Disclaimer: It doesn’t need to be a religious leader at all (but it can be). The interpretation is broad; Gretchen herself has found mentoring and inspiration in the diverse works of Winston Churchill (of whom she wrote a biography) and a Catholic nun named St. Therese de Lisieux (1873-1897), for instance.
Me? Lately I find sustenance in Jack Kornfield (“A Path With Heart”) and Pema Chodron (“Comfortable With Uncertainty”) and also naturalist John Burroughs. I talked about some of them in my interview with Gretchen. I hope you will go say hello.
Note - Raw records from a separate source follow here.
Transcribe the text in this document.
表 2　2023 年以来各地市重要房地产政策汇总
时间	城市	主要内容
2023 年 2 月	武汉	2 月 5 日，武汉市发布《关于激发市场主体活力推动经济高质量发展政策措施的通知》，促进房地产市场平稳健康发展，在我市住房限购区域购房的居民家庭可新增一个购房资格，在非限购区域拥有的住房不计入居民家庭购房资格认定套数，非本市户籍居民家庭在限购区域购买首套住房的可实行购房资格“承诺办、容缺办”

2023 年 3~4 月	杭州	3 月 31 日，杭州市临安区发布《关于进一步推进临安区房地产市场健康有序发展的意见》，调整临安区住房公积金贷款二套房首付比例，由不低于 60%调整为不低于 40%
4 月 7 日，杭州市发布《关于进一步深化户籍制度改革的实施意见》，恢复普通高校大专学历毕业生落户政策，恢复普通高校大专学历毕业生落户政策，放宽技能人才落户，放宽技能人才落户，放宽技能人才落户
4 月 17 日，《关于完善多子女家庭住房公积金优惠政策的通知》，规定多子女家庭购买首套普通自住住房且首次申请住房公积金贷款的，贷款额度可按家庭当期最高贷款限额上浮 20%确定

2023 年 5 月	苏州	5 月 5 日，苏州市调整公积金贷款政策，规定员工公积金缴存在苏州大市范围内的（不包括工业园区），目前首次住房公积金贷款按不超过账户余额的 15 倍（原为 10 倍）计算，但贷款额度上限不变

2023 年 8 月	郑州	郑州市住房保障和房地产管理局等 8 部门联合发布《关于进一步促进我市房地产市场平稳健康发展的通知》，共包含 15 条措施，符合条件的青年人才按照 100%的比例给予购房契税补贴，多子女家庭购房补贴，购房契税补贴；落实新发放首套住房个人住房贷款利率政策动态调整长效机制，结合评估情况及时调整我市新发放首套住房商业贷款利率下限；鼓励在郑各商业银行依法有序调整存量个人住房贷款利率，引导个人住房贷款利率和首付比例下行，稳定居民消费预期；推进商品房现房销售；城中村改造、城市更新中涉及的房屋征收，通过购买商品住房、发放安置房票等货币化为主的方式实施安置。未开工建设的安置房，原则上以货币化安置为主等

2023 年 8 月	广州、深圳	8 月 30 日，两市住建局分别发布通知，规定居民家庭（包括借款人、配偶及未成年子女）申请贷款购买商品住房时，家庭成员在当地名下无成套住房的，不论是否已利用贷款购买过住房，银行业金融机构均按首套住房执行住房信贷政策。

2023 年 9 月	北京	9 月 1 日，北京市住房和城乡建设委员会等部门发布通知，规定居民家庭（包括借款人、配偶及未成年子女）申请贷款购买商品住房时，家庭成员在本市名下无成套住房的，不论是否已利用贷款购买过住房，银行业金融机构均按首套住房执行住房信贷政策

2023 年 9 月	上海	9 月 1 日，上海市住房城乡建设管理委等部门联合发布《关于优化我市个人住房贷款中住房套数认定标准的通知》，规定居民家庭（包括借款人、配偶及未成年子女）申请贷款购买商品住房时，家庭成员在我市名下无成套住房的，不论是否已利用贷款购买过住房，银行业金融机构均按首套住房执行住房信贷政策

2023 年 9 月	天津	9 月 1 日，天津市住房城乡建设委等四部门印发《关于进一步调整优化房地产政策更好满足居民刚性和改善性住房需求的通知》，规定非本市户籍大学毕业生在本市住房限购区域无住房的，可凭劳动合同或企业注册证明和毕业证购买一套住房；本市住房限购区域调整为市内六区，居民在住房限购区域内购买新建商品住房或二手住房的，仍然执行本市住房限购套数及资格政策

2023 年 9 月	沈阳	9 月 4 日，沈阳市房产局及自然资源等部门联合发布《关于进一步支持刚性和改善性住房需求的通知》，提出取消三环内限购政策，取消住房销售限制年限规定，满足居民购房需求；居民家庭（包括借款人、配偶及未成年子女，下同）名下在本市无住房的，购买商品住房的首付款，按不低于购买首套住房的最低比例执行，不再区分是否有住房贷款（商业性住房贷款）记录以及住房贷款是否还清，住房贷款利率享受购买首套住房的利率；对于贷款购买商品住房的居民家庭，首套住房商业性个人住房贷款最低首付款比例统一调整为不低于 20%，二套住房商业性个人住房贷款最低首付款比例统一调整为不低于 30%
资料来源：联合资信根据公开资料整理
Recently, another author, Katrina Kenison and I talked about this topic when we asked you to help us make a list of “books for the journey,” which might be worth browsing through if you want to ponder a bit first.
How to Win 1 of 3 Books
SIMPLY ANSWER THE QUESTION: What “spiritual master” would you imitate if you followed Gretchen’s latest tip?, posting your reply in the comments here before midnight Sunday, March 6. I’ll pick the three winners at random the next day, using the tool at random [dot] org.
Now you know me: You can get away without answering the question, and just say, “Count me in,” or “I’d like to win” if you’re feeling shy. But if you are up for it, let us know your story. Good luck!